Physical-chemical parameters monitoring
Light intensity was measured with a frequency of five minutes using a light intensity data logger MX2202 (Onset, Bourne, Massachusetts, USA) placed on the sediment of three flumes per treatment. Planar oxygen sensors (SP-PSt6-YAU, PreSens Precision Sensing GmbH, Germany) were glued to the inner wall of three flumes for each treatment to monitor oxygen concentration. Oxygen was measured every 25 seconds at two different depths: 2 cm (benthic) and 6 cm (hyporheic). Some of the cables connecting the planar sensors to the oxygen readers detached from the wall during the measurements, resulting in incomplete temporal data for certain treatments (specifically, 3 out of 9 incomplete datasets for the benthic and 2 out of 9 incomplete datasets for the hyporheic compartment).

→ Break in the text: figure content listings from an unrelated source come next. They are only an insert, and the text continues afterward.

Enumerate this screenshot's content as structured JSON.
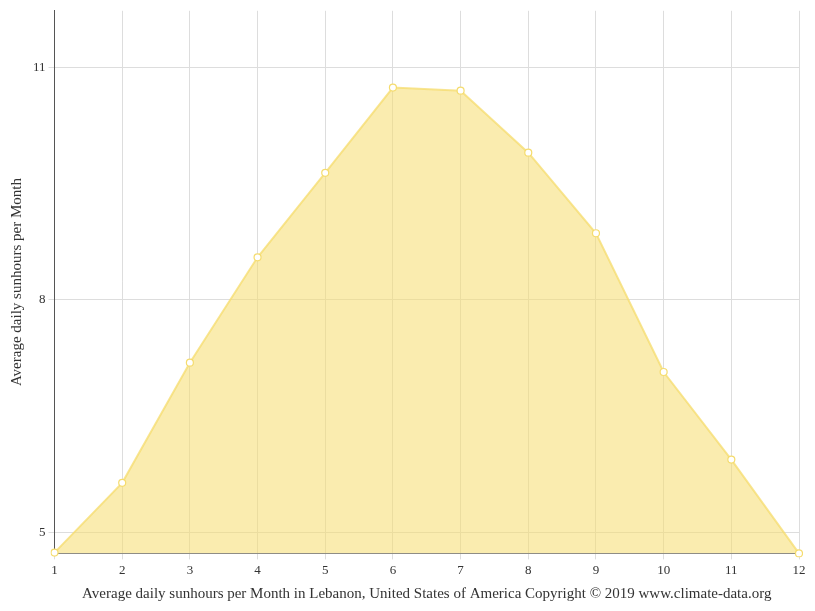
{
  "chart_data": {
    "type": "line",
    "x_label": "Average daily sunhours per Month in Lebanon, United States of America Copyright © 2019 www.climate-data.org",
    "y_label": "Average daily sunhours per Month",
    "categories": [
      "1",
      "2",
      "3",
      "4",
      "5",
      "6",
      "7",
      "8",
      "9",
      "10",
      "11",
      "12"
    ],
    "values": [
      4.74,
      5.64,
      7.19,
      8.55,
      9.64,
      10.74,
      10.7,
      9.9,
      8.86,
      7.07,
      5.94,
      4.73
    ],
    "color": "#f5dc6e",
    "ylim": [
      4.73,
      11.73
    ],
    "yticks": [
      5,
      8,
      11
    ],
    "grid": true
  }
}
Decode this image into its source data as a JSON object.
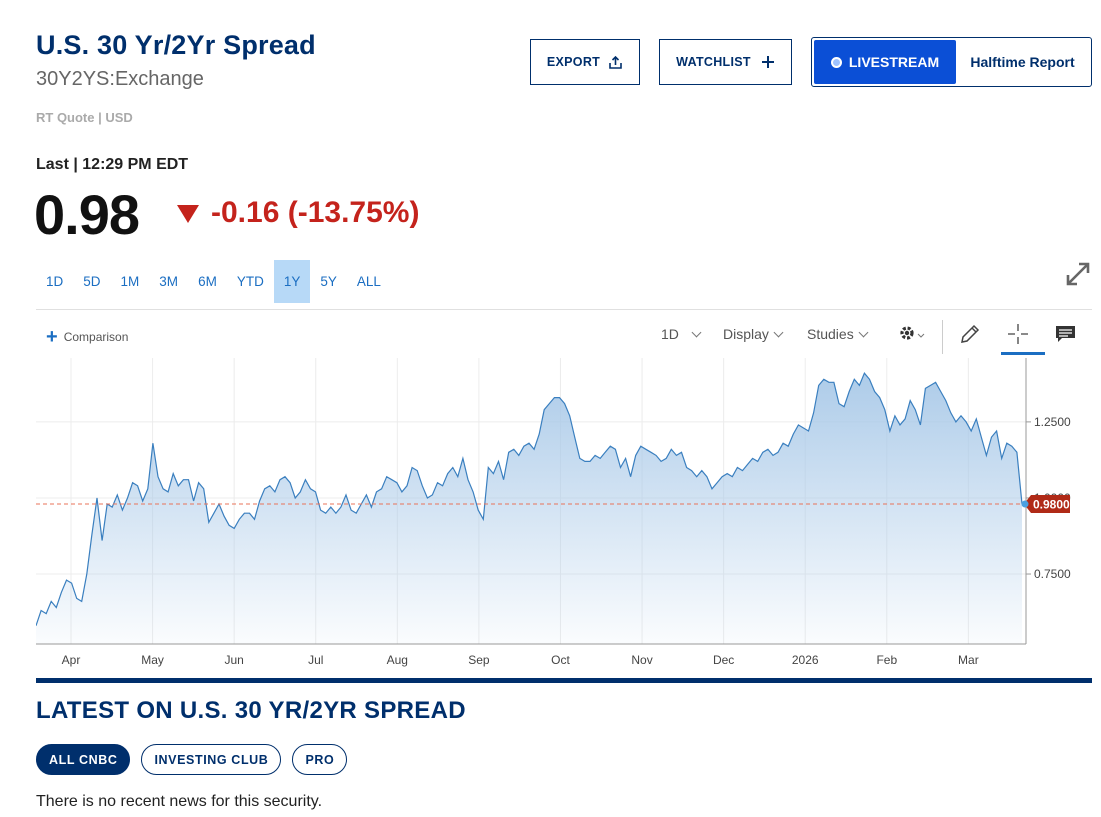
{
  "header": {
    "title": "U.S. 30 Yr/2Yr Spread",
    "symbol": "30Y2YS:Exchange",
    "quote_meta": "RT Quote | USD"
  },
  "actions": {
    "export_label": "EXPORT",
    "watchlist_label": "WATCHLIST",
    "livestream_label": "LIVESTREAM",
    "livestream_show": "Halftime Report"
  },
  "quote": {
    "last_label": "Last | 12:29 PM EDT",
    "price": "0.98",
    "change": "-0.16 (-13.75%)",
    "direction": "down",
    "change_color": "#c4231c"
  },
  "ranges": [
    {
      "label": "1D",
      "active": false
    },
    {
      "label": "5D",
      "active": false
    },
    {
      "label": "1M",
      "active": false
    },
    {
      "label": "3M",
      "active": false
    },
    {
      "label": "6M",
      "active": false
    },
    {
      "label": "YTD",
      "active": false
    },
    {
      "label": "1Y",
      "active": true
    },
    {
      "label": "5Y",
      "active": false
    },
    {
      "label": "ALL",
      "active": false
    }
  ],
  "toolbar": {
    "comparison_label": "Comparison",
    "interval_label": "1D",
    "display_label": "Display",
    "studies_label": "Studies",
    "icons": [
      "gear-icon",
      "pencil-icon",
      "crosshair-icon",
      "comment-icon"
    ]
  },
  "chart_data": {
    "type": "area",
    "x_ticks": [
      "Apr",
      "May",
      "Jun",
      "Jul",
      "Aug",
      "Sep",
      "Oct",
      "Nov",
      "Dec",
      "2026",
      "Feb",
      "Mar"
    ],
    "y_ticks": [
      "1.2500",
      "1.0000",
      "0.7500"
    ],
    "ylim": [
      0.52,
      1.46
    ],
    "current_label": "0.9800",
    "current_value": 0.98,
    "line_color": "#3a7fbf",
    "fill_color": "#a9c9e8",
    "marker_color": "#b02a17",
    "reference_line_color": "#e8735a",
    "series": [
      {
        "values": [
          0.58,
          0.63,
          0.62,
          0.66,
          0.64,
          0.69,
          0.73,
          0.72,
          0.67,
          0.66,
          0.75,
          0.88,
          1.0,
          0.86,
          0.98,
          0.97,
          1.01,
          0.96,
          1.0,
          1.05,
          1.04,
          0.99,
          1.03,
          1.18,
          1.07,
          1.03,
          1.02,
          1.08,
          1.04,
          1.06,
          1.06,
          0.99,
          1.05,
          1.03,
          0.92,
          0.95,
          0.98,
          0.94,
          0.91,
          0.9,
          0.93,
          0.95,
          0.95,
          0.93,
          0.99,
          1.03,
          1.04,
          1.02,
          1.06,
          1.07,
          1.05,
          1.0,
          1.02,
          1.06,
          1.03,
          1.02,
          0.96,
          0.95,
          0.97,
          0.95,
          0.97,
          1.01,
          0.96,
          0.95,
          0.98,
          1.01,
          0.97,
          1.02,
          1.03,
          1.07,
          1.06,
          1.05,
          1.02,
          1.04,
          1.1,
          1.09,
          1.04,
          1.0,
          1.01,
          1.05,
          1.04,
          1.08,
          1.1,
          1.07,
          1.13,
          1.06,
          1.02,
          0.96,
          0.93,
          1.1,
          1.08,
          1.12,
          1.06,
          1.15,
          1.16,
          1.14,
          1.17,
          1.18,
          1.16,
          1.21,
          1.29,
          1.31,
          1.33,
          1.33,
          1.31,
          1.27,
          1.2,
          1.13,
          1.12,
          1.12,
          1.14,
          1.13,
          1.15,
          1.17,
          1.16,
          1.1,
          1.13,
          1.07,
          1.14,
          1.17,
          1.16,
          1.15,
          1.14,
          1.12,
          1.13,
          1.16,
          1.14,
          1.15,
          1.1,
          1.09,
          1.07,
          1.09,
          1.07,
          1.03,
          1.05,
          1.07,
          1.08,
          1.07,
          1.1,
          1.09,
          1.11,
          1.13,
          1.12,
          1.15,
          1.16,
          1.14,
          1.15,
          1.18,
          1.17,
          1.21,
          1.24,
          1.23,
          1.22,
          1.28,
          1.37,
          1.39,
          1.38,
          1.38,
          1.31,
          1.3,
          1.35,
          1.39,
          1.37,
          1.41,
          1.39,
          1.35,
          1.33,
          1.29,
          1.22,
          1.27,
          1.24,
          1.26,
          1.32,
          1.29,
          1.24,
          1.36,
          1.37,
          1.38,
          1.35,
          1.32,
          1.28,
          1.25,
          1.27,
          1.25,
          1.22,
          1.26,
          1.2,
          1.14,
          1.2,
          1.22,
          1.13,
          1.18,
          1.17,
          1.15,
          0.98
        ]
      }
    ]
  },
  "news": {
    "title": "LATEST ON U.S. 30 YR/2YR SPREAD",
    "filters": [
      {
        "label": "ALL CNBC",
        "active": true
      },
      {
        "label": "INVESTING CLUB",
        "active": false
      },
      {
        "label": "PRO",
        "active": false
      }
    ],
    "empty_message": "There is no recent news for this security."
  }
}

To ensure comparability of data among treatments, we selected the oxygen data from two flumes per treatment for each compartment where the oxygen data was complete and uninterrupted for a minimum of seven consecutive days (Online resource 1, Fig. 2 and Fig. 3). Water samples for N-NO3, nitrite (N-NO2), ammonium (N-NH4), reactive phosphorous (SRP) were collected and analyzed as described in Online resource 1.
Statistical analysis
To assess treatment effects on N-NO3 areal uptake, biomass uptake, OM, POC, PON, bacterial abundance, and chlorophyll-a, we applied a type I analysis of variance (ANOVA package car, function aov) and a Tukey HSD post-hoc test separately for the benthic and hyporheic compartment. Data were ln(x) transformed where necessary to approximate assumptions of normality and homogeneity of variance of residuals. Values exceeding three times the standard deviation were classified as outliers and removed from the analysis. This happened for four variables: benthic bacterial abundance (2 out of 20), hyporheic POC content (2 out of 20), hyporheic PON (2 out of 20), and benthic OM (2 out of 20). All tests were performed in R (R Core Team 2021).